If I Wrote the Fantastic Four #1

Yes, it's a total rip-off of Chris Bird's "If I Wrote the Legion", but I can't help it. I have ideas for a Fantastic Four run, and even though this is no way to break into a major comics company (if it was, they'd have listen to Chris Bird's frankly awesome ideas for the Legion) fish gotta swim, you know? So, here's my first in an irregular series of posts on what I would do with the FF if I got it, starting with...

#1: Cosmic Rays. They're Not Just For Breakfast Anymore.

One of the things that I've become a big believer in, so far as comics go, is that there's a depressing dearth of creativity.
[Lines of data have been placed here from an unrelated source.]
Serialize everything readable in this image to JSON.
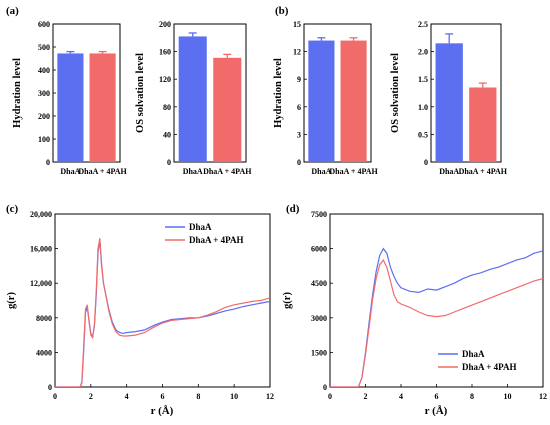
{
  "colors": {
    "dhaa": "#5b6ff0",
    "dhaa_4pah": "#f26b6b"
  },
  "chart_data": [
    {
      "panel": "(a)",
      "id": "a1",
      "type": "bar",
      "categories": [
        "DhaA",
        "DhaA + 4PAH"
      ],
      "values": [
        472,
        472
      ],
      "errors": [
        8,
        8
      ],
      "ylabel": "Hydration level",
      "ylim": [
        0,
        600
      ],
      "yticks": [
        0,
        100,
        200,
        300,
        400,
        500,
        600
      ],
      "ytick_labels": [
        "0",
        "100",
        "200",
        "300",
        "400",
        "500",
        "600"
      ]
    },
    {
      "panel": "",
      "id": "a2",
      "type": "bar",
      "categories": [
        "DhaA",
        "DhaA + 4PAH"
      ],
      "values": [
        182,
        151
      ],
      "errors": [
        5,
        5
      ],
      "ylabel": "OS solvation level",
      "ylim": [
        0,
        200
      ],
      "yticks": [
        0,
        40,
        80,
        120,
        160,
        200
      ],
      "ytick_labels": [
        "0",
        "40",
        "80",
        "120",
        "160",
        "200"
      ]
    },
    {
      "panel": "(b)",
      "id": "b1",
      "type": "bar",
      "categories": [
        "DhaA",
        "DhaA + 4PAH"
      ],
      "values": [
        13.2,
        13.2
      ],
      "errors": [
        0.3,
        0.3
      ],
      "ylabel": "Hydration level",
      "ylim": [
        0,
        15
      ],
      "yticks": [
        0,
        3,
        6,
        9,
        12,
        15
      ],
      "ytick_labels": [
        "0",
        "3",
        "6",
        "9",
        "12",
        "15"
      ]
    },
    {
      "panel": "",
      "id": "b2",
      "type": "bar",
      "categories": [
        "DhaA",
        "DhaA + 4PAH"
      ],
      "values": [
        2.15,
        1.35
      ],
      "errors": [
        0.17,
        0.08
      ],
      "ylabel": "OS solvation level",
      "ylim": [
        0,
        2.5
      ],
      "yticks": [
        0,
        0.5,
        1.0,
        1.5,
        2.0,
        2.5
      ],
      "ytick_labels": [
        "0",
        "0.5",
        "1.0",
        "1.5",
        "2.0",
        "2.5"
      ]
    },
    {
      "panel": "(c)",
      "id": "c",
      "type": "line",
      "xlabel": "r (Å)",
      "ylabel": "g(r)",
      "xlim": [
        0,
        12
      ],
      "ylim": [
        0,
        20000
      ],
      "xticks": [
        0,
        2,
        4,
        6,
        8,
        10,
        12
      ],
      "xtick_labels": [
        "0",
        "2",
        "4",
        "6",
        "8",
        "10",
        "12"
      ],
      "yticks": [
        0,
        4000,
        8000,
        12000,
        16000,
        20000
      ],
      "ytick_labels": [
        "0",
        "4000",
        "8000",
        "12,000",
        "16,000",
        "20,000"
      ],
      "legend": "top-right",
      "series": [
        {
          "name": "DhaA",
          "x": [
            1.4,
            1.5,
            1.6,
            1.7,
            1.8,
            1.9,
            2.0,
            2.1,
            2.2,
            2.3,
            2.4,
            2.5,
            2.6,
            2.7,
            2.8,
            2.9,
            3.0,
            3.2,
            3.4,
            3.6,
            3.8,
            4.0,
            4.5,
            5.0,
            5.5,
            6.0,
            6.5,
            7.0,
            7.5,
            8.0,
            8.5,
            9.0,
            9.5,
            10.0,
            10.5,
            11.0,
            11.5,
            12.0
          ],
          "y": [
            0,
            500,
            4200,
            8600,
            9200,
            7700,
            6200,
            5800,
            7000,
            10500,
            15500,
            17000,
            14000,
            12000,
            11000,
            10000,
            9000,
            7500,
            6600,
            6300,
            6200,
            6300,
            6400,
            6600,
            7100,
            7500,
            7800,
            7900,
            8000,
            8000,
            8200,
            8500,
            8800,
            9000,
            9300,
            9500,
            9700,
            9900
          ]
        },
        {
          "name": "DhaA + 4PAH",
          "x": [
            1.4,
            1.5,
            1.6,
            1.7,
            1.8,
            1.9,
            2.0,
            2.1,
            2.2,
            2.3,
            2.4,
            2.5,
            2.6,
            2.7,
            2.8,
            2.9,
            3.0,
            3.2,
            3.4,
            3.6,
            3.8,
            4.0,
            4.5,
            5.0,
            5.5,
            6.0,
            6.5,
            7.0,
            7.5,
            8.0,
            8.5,
            9.0,
            9.5,
            10.0,
            10.5,
            11.0,
            11.5,
            12.0
          ],
          "y": [
            0,
            600,
            4800,
            9000,
            9500,
            7600,
            6000,
            5700,
            7200,
            11000,
            16000,
            17200,
            14300,
            12100,
            11000,
            9900,
            8800,
            7300,
            6400,
            6000,
            5900,
            5900,
            6000,
            6300,
            6900,
            7400,
            7700,
            7800,
            7900,
            8000,
            8300,
            8700,
            9200,
            9500,
            9700,
            9900,
            10000,
            10300
          ]
        }
      ]
    },
    {
      "panel": "(d)",
      "id": "d",
      "type": "line",
      "xlabel": "r (Å)",
      "ylabel": "g(r)",
      "xlim": [
        0,
        12
      ],
      "ylim": [
        0,
        7500
      ],
      "xticks": [
        0,
        2,
        4,
        6,
        8,
        10,
        12
      ],
      "xtick_labels": [
        "0",
        "2",
        "4",
        "6",
        "8",
        "10",
        "12"
      ],
      "yticks": [
        0,
        1500,
        3000,
        4500,
        6000,
        7500
      ],
      "ytick_labels": [
        "0",
        "1500",
        "3000",
        "4500",
        "6000",
        "7500"
      ],
      "legend": "bottom-right",
      "series": [
        {
          "name": "DhaA",
          "x": [
            1.6,
            1.8,
            2.0,
            2.2,
            2.4,
            2.6,
            2.8,
            3.0,
            3.2,
            3.4,
            3.6,
            3.8,
            4.0,
            4.5,
            5.0,
            5.5,
            6.0,
            6.5,
            7.0,
            7.5,
            8.0,
            8.5,
            9.0,
            9.5,
            10.0,
            10.5,
            11.0,
            11.5,
            12.0
          ],
          "y": [
            0,
            400,
            1500,
            2800,
            4000,
            5000,
            5700,
            6000,
            5800,
            5200,
            4800,
            4500,
            4300,
            4150,
            4100,
            4250,
            4200,
            4350,
            4500,
            4700,
            4850,
            4950,
            5100,
            5200,
            5350,
            5500,
            5600,
            5800,
            5900
          ]
        },
        {
          "name": "DhaA + 4PAH",
          "x": [
            1.6,
            1.8,
            2.0,
            2.2,
            2.4,
            2.6,
            2.8,
            3.0,
            3.2,
            3.4,
            3.6,
            3.8,
            4.0,
            4.5,
            5.0,
            5.5,
            6.0,
            6.5,
            7.0,
            7.5,
            8.0,
            8.5,
            9.0,
            9.5,
            10.0,
            10.5,
            11.0,
            11.5,
            12.0
          ],
          "y": [
            0,
            400,
            1400,
            2600,
            3800,
            4700,
            5300,
            5500,
            5200,
            4600,
            4000,
            3700,
            3600,
            3450,
            3250,
            3100,
            3050,
            3100,
            3250,
            3400,
            3550,
            3700,
            3850,
            4000,
            4150,
            4300,
            4450,
            4600,
            4700
          ]
        }
      ]
    }
  ]
}
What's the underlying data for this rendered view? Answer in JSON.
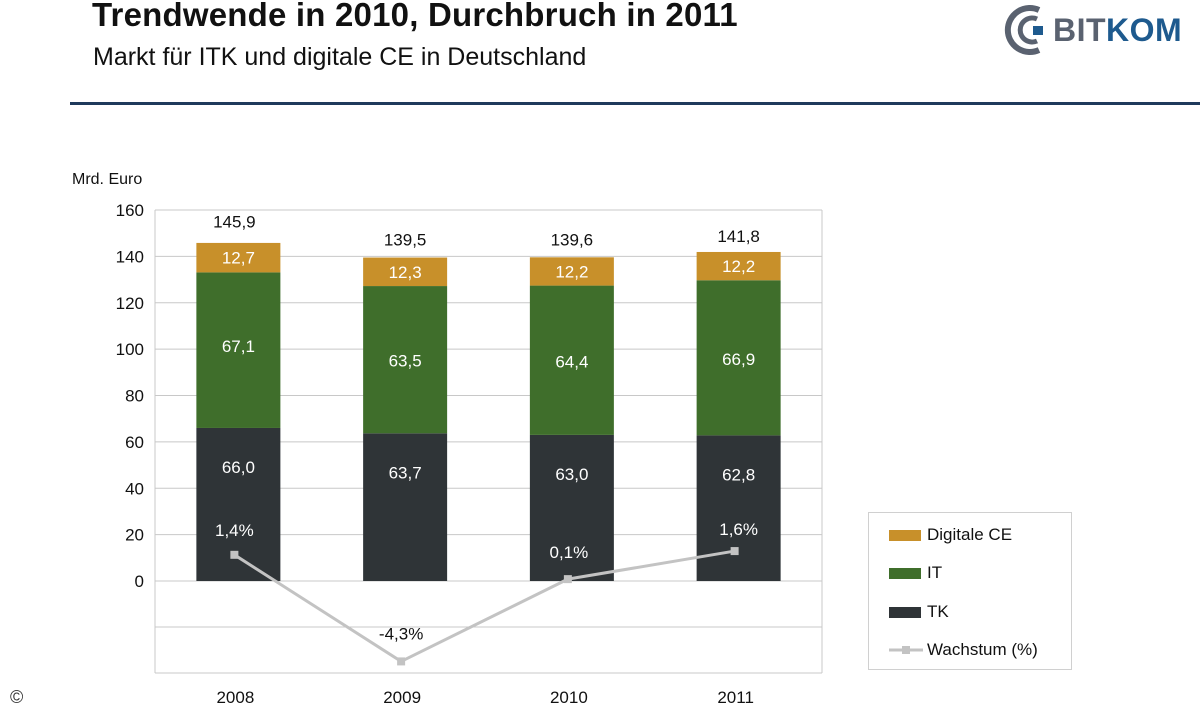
{
  "header": {
    "title": "Trendwende in 2010, Durchbruch in 2011",
    "subtitle": "Markt für ITK und digitale CE in Deutschland"
  },
  "logo": {
    "text_part1": "BIT",
    "text_part2": "KOM",
    "icon": "bitkom-logo-mark"
  },
  "copyright": "©",
  "colors": {
    "digitale_ce": "#c8902a",
    "it": "#3f6e2b",
    "tk": "#2f3437",
    "wachstum": "#c3c3c3",
    "rule": "#1f3a5c",
    "grid": "#c8c8c8"
  },
  "chart_data": {
    "type": "bar",
    "stacked": true,
    "ylabel": "Mrd. Euro",
    "categories": [
      "2008",
      "2009",
      "2010",
      "2011"
    ],
    "ylim": [
      -35,
      160
    ],
    "yticks": [
      "0",
      "20",
      "40",
      "60",
      "80",
      "100",
      "120",
      "140",
      "160"
    ],
    "series": [
      {
        "name": "TK",
        "values": [
          66.0,
          63.7,
          63.0,
          62.8
        ],
        "labels": [
          "66,0",
          "63,7",
          "63,0",
          "62,8"
        ]
      },
      {
        "name": "IT",
        "values": [
          67.1,
          63.5,
          64.4,
          66.9
        ],
        "labels": [
          "67,1",
          "63,5",
          "64,4",
          "66,9"
        ]
      },
      {
        "name": "Digitale CE",
        "values": [
          12.7,
          12.3,
          12.2,
          12.2
        ],
        "labels": [
          "12,7",
          "12,3",
          "12,2",
          "12,2"
        ]
      }
    ],
    "totals": [
      145.9,
      139.5,
      139.6,
      141.8
    ],
    "total_labels": [
      "145,9",
      "139,5",
      "139,6",
      "141,8"
    ],
    "growth": {
      "name": "Wachstum (%)",
      "values": [
        1.4,
        -4.3,
        0.1,
        1.6
      ],
      "labels": [
        "1,4%",
        "-4,3%",
        "0,1%",
        "1,6%"
      ]
    },
    "legend": {
      "position": "right",
      "items": [
        "Digitale CE",
        "IT",
        "TK",
        "Wachstum (%)"
      ]
    },
    "grid": true
  }
}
Everyone comes onto a series to do their "Greatest Hits Album", taking the better-known villains on the title and trying to do the "ultimate" story for that villain. That isn't to say that this approach can't work; Kurt Busiek's run on 'Avengers' was a GHA, going from obscure villains like Imus Champion and Morgan le Fay to his take on Ultron and Kang, and it was great. But there's only so many times you can do a Fantastic Four run that goes through the Frightful Four, Galactus, the Mad Thinker, Doctor Doom, and never adds anything to the mythos.
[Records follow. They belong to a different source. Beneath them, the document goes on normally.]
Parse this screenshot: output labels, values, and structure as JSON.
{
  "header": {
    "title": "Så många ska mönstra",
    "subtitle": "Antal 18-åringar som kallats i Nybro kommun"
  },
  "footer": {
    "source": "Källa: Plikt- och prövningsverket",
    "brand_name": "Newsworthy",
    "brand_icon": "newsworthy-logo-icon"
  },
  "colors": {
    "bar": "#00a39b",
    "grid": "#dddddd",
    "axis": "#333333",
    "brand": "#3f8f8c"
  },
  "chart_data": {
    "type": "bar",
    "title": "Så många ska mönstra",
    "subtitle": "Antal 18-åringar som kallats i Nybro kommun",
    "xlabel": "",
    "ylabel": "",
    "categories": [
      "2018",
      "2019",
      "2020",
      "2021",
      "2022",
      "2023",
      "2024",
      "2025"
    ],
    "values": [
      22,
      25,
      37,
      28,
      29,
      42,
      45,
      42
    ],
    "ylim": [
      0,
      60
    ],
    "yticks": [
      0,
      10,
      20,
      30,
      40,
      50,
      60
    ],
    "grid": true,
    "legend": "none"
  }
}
Which isn't to say I wouldn't use Doom...but not from the start. My first storyline would involve creating some new villains for a change. And why not use the same method that created the Fantastic Four? "Probably because not everyone can just hop on a spaceship and fly past the Van Allen Belt," you might say, but I have a solution to that.
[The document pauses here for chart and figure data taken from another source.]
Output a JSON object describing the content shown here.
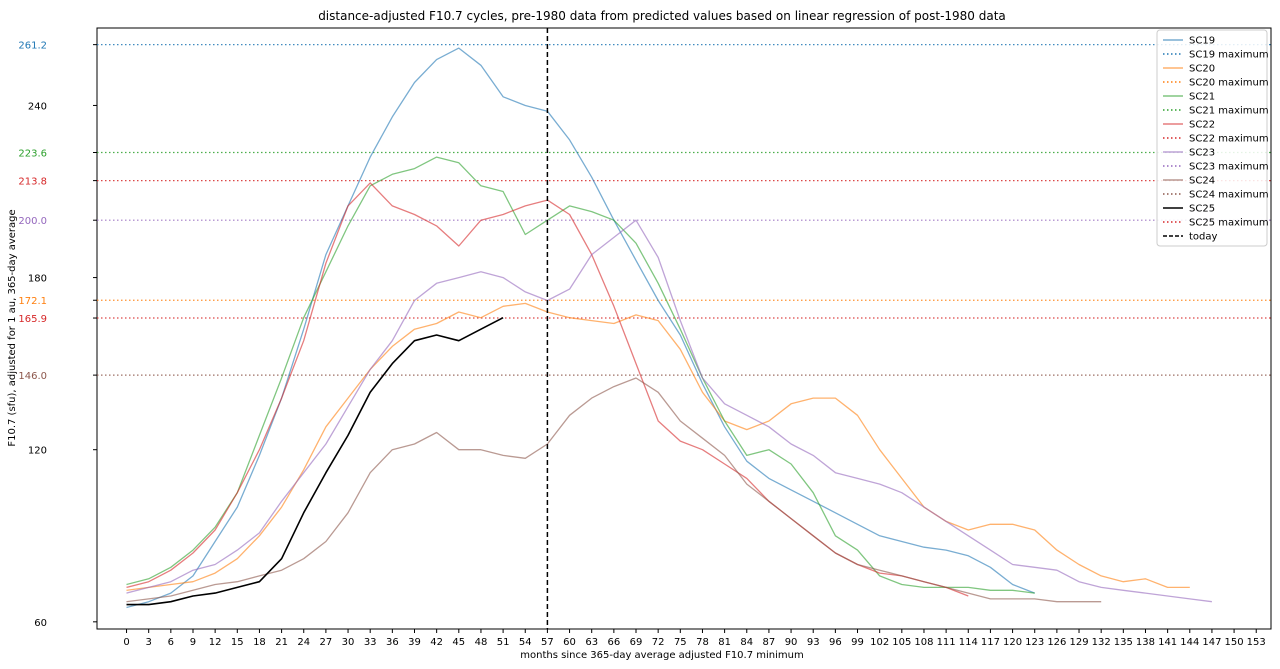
{
  "chart_data": {
    "type": "line",
    "title": "distance-adjusted F10.7 cycles, pre-1980 data from predicted values based on linear regression of post-1980 data",
    "xlabel": "months since 365-day average adjusted F10.7 minimum",
    "ylabel": "F10.7 (sfu), adjusted for 1 au, 365-day average",
    "xlim": [
      -4,
      155
    ],
    "ylim": [
      57.5,
      267
    ],
    "xticks": [
      0,
      3,
      6,
      9,
      12,
      15,
      18,
      21,
      24,
      27,
      30,
      33,
      36,
      39,
      42,
      45,
      48,
      51,
      54,
      57,
      60,
      63,
      66,
      69,
      72,
      75,
      78,
      81,
      84,
      87,
      90,
      93,
      96,
      99,
      102,
      105,
      108,
      111,
      114,
      117,
      120,
      123,
      126,
      129,
      132,
      135,
      138,
      141,
      144,
      147,
      150,
      153
    ],
    "yticks": [
      60,
      120,
      180,
      240
    ],
    "today_x": 57,
    "legend_position": "upper right",
    "series": [
      {
        "name": "SC19",
        "color": "#1f77b4",
        "linestyle": "solid",
        "max_label": "SC19 maximum",
        "max": 261.2,
        "max_text": "261.2",
        "x": [
          0,
          3,
          6,
          9,
          12,
          15,
          18,
          21,
          24,
          27,
          30,
          33,
          36,
          39,
          42,
          45,
          48,
          51,
          54,
          57,
          60,
          63,
          66,
          69,
          72,
          75,
          78,
          81,
          84,
          87,
          90,
          93,
          96,
          99,
          102,
          105,
          108,
          111,
          114,
          117,
          120,
          123
        ],
        "y": [
          65,
          67,
          70,
          76,
          88,
          100,
          118,
          138,
          162,
          188,
          205,
          222,
          236,
          248,
          256,
          260,
          254,
          243,
          240,
          238,
          228,
          215,
          200,
          186,
          172,
          160,
          143,
          128,
          116,
          110,
          106,
          102,
          98,
          94,
          90,
          88,
          86,
          85,
          83,
          79,
          73,
          70
        ]
      },
      {
        "name": "SC20",
        "color": "#ff7f0e",
        "linestyle": "solid",
        "max_label": "SC20 maximum",
        "max": 172.1,
        "max_text": "172.1",
        "x": [
          0,
          3,
          6,
          9,
          12,
          15,
          18,
          21,
          24,
          27,
          30,
          33,
          36,
          39,
          42,
          45,
          48,
          51,
          54,
          57,
          60,
          63,
          66,
          69,
          72,
          75,
          78,
          81,
          84,
          87,
          90,
          93,
          96,
          99,
          102,
          105,
          108,
          111,
          114,
          117,
          120,
          123,
          126,
          129,
          132,
          135,
          138,
          141,
          144
        ],
        "y": [
          71,
          72,
          73,
          74,
          77,
          82,
          90,
          100,
          113,
          128,
          138,
          148,
          156,
          162,
          164,
          168,
          166,
          170,
          171,
          168,
          166,
          165,
          164,
          167,
          165,
          155,
          140,
          130,
          127,
          130,
          136,
          138,
          138,
          132,
          120,
          110,
          100,
          95,
          92,
          94,
          94,
          92,
          85,
          80,
          76,
          74,
          75,
          72,
          72
        ]
      },
      {
        "name": "SC21",
        "color": "#2ca02c",
        "linestyle": "solid",
        "max_label": "SC21 maximum",
        "max": 223.6,
        "max_text": "223.6",
        "x": [
          0,
          3,
          6,
          9,
          12,
          15,
          18,
          21,
          24,
          27,
          30,
          33,
          36,
          39,
          42,
          45,
          48,
          51,
          54,
          57,
          60,
          63,
          66,
          69,
          72,
          75,
          78,
          81,
          84,
          87,
          90,
          93,
          96,
          99,
          102,
          105,
          108,
          111,
          114,
          117,
          120,
          123
        ],
        "y": [
          73,
          75,
          79,
          85,
          93,
          105,
          125,
          145,
          166,
          182,
          198,
          212,
          216,
          218,
          222,
          220,
          212,
          210,
          195,
          200,
          205,
          203,
          200,
          192,
          178,
          162,
          145,
          130,
          118,
          120,
          115,
          105,
          90,
          85,
          76,
          73,
          72,
          72,
          72,
          71,
          71,
          70
        ]
      },
      {
        "name": "SC22",
        "color": "#d62728",
        "linestyle": "solid",
        "max_label": "SC22 maximum",
        "max": 213.8,
        "max_text": "213.8",
        "x": [
          0,
          3,
          6,
          9,
          12,
          15,
          18,
          21,
          24,
          27,
          30,
          33,
          36,
          39,
          42,
          45,
          48,
          51,
          54,
          57,
          60,
          63,
          66,
          69,
          72,
          75,
          78,
          81,
          84,
          87,
          90,
          93,
          96,
          99,
          102,
          105,
          108,
          111,
          114
        ],
        "y": [
          72,
          74,
          78,
          84,
          92,
          105,
          120,
          138,
          158,
          185,
          205,
          213,
          205,
          202,
          198,
          191,
          200,
          202,
          205,
          207,
          202,
          188,
          170,
          150,
          130,
          123,
          120,
          115,
          110,
          102,
          96,
          90,
          84,
          80,
          77,
          76,
          74,
          72,
          69
        ]
      },
      {
        "name": "SC23",
        "color": "#9467bd",
        "linestyle": "solid",
        "max_label": "SC23 maximum",
        "max": 200.0,
        "max_text": "200.0",
        "x": [
          0,
          3,
          6,
          9,
          12,
          15,
          18,
          21,
          24,
          27,
          30,
          33,
          36,
          39,
          42,
          45,
          48,
          51,
          54,
          57,
          60,
          63,
          66,
          69,
          72,
          75,
          78,
          81,
          84,
          87,
          90,
          93,
          96,
          99,
          102,
          105,
          108,
          111,
          114,
          117,
          120,
          123,
          126,
          129,
          132,
          135,
          138,
          141,
          144,
          147
        ],
        "y": [
          70,
          72,
          74,
          78,
          80,
          85,
          91,
          102,
          112,
          122,
          135,
          148,
          158,
          172,
          178,
          180,
          182,
          180,
          175,
          172,
          176,
          188,
          194,
          200,
          187,
          165,
          145,
          136,
          132,
          128,
          122,
          118,
          112,
          110,
          108,
          105,
          100,
          95,
          90,
          85,
          80,
          79,
          78,
          74,
          72,
          71,
          70,
          69,
          68,
          67
        ]
      },
      {
        "name": "SC24",
        "color": "#8c564b",
        "linestyle": "solid",
        "max_label": "SC24 maximum",
        "max": 146.0,
        "max_text": "146.0",
        "x": [
          0,
          3,
          6,
          9,
          12,
          15,
          18,
          21,
          24,
          27,
          30,
          33,
          36,
          39,
          42,
          45,
          48,
          51,
          54,
          57,
          60,
          63,
          66,
          69,
          72,
          75,
          78,
          81,
          84,
          87,
          90,
          93,
          96,
          99,
          102,
          105,
          108,
          111,
          114,
          117,
          120,
          123,
          126,
          129,
          132
        ],
        "y": [
          67,
          68,
          69,
          71,
          73,
          74,
          76,
          78,
          82,
          88,
          98,
          112,
          120,
          122,
          126,
          120,
          120,
          118,
          117,
          122,
          132,
          138,
          142,
          145,
          140,
          130,
          124,
          118,
          108,
          102,
          96,
          90,
          84,
          80,
          78,
          76,
          74,
          72,
          70,
          68,
          68,
          68,
          67,
          67,
          67
        ]
      },
      {
        "name": "SC25",
        "color": "#000000",
        "linestyle": "solid",
        "max_label": "SC25 maximum",
        "max": 165.9,
        "max_text": "165.9",
        "max_color": "#d62728",
        "x": [
          0,
          3,
          6,
          9,
          12,
          15,
          18,
          21,
          24,
          27,
          30,
          33,
          36,
          39,
          42,
          45,
          48,
          51
        ],
        "y": [
          66,
          66,
          67,
          69,
          70,
          72,
          74,
          82,
          98,
          112,
          125,
          140,
          150,
          158,
          160,
          158,
          162,
          166
        ]
      }
    ],
    "legend": [
      "SC19",
      "SC19 maximum",
      "SC20",
      "SC20 maximum",
      "SC21",
      "SC21 maximum",
      "SC22",
      "SC22 maximum",
      "SC23",
      "SC23 maximum",
      "SC24",
      "SC24 maximum",
      "SC25",
      "SC25 maximum",
      "today"
    ]
  }
}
In my first issue, Reed discovers a source of concern regarding the Earth's ozone layer. Roxxon (they're still around, right?) has been using a new manufacturing process which they insist is perfectly safe...but as an expert in cosmic rays, Reed alone realizes that they're slowly eroding the Earth's protection from cosmic rays. As a result, the layer of atmosphere that shields from cosmic rays is dangerously thin, with shifting "hot spots" that allow full-strength blasts of cosmic rays to go all the way down to the ground.

As a result, random individuals are being hit by cosmic rays and gaining superpowers. Some of them are taking it well; I figure there'd be at least one who's trying to organize a support group. "People With Powers, Thursday 7-8." But there are always going to be some people who use their powers in the wrong way, and as the cosmic ray experts, the FF are the go-to people for it. They stop the bad ones, help the good ones, and Reed adds every single one of them to his "When I Finally Find A Cure For Cosmic Ray Bombardment" list.

Of course, there are other people out there interested in what is the beginning of a new army of superhumans...

5 comments:

LurkerWithout said...

There already is a villain group with the FF's origin, the U-Foes...

Dougie said...

One Lee/Kirby Kreation from the Sixties run that was never really developed was Prester John and his Evil Eye.
It may be that someone revived him in the 90s- I don't know-but I always wanted to see more of him.

Cleofis said...

Well a) this is already done with mutants generally, and the FF are not the X-Men, Future Foundation notwithstanding, and b) we already have cosmic ray villains in the U-Foes. Plus we have the whole "Terrigen Mists being unleashed on the population" event coming up. I'm all for new villains/characters, but there are better, less extra-diagetically redundant ways to get them, y'know? You should go nuts with your original villain/hero ideas and throw 'em in there.

Anonymous said...

And let's not forget the Red Ghost did it even before the U-Foes.
I don't think recycling old villains is necessarily a desire to do the definitive story as much as getting a handle on the character. The writer's seen how Lee and Kirby (or Wolfman and Perez, or whoever) wrote them; doing his own take can help firm up his own approach to the series.

duck duck goose said...

Besides it having been done, as people have pointed out, I don't see why you'd want to create new villains from the same method that created the FF?

I guess I'm saying I don't understand the "why not" part. For this question, you should be saying why do this?

and then there's the groundedness to it and overthinking it a bit. The FF should be more fun to overthink, crazier.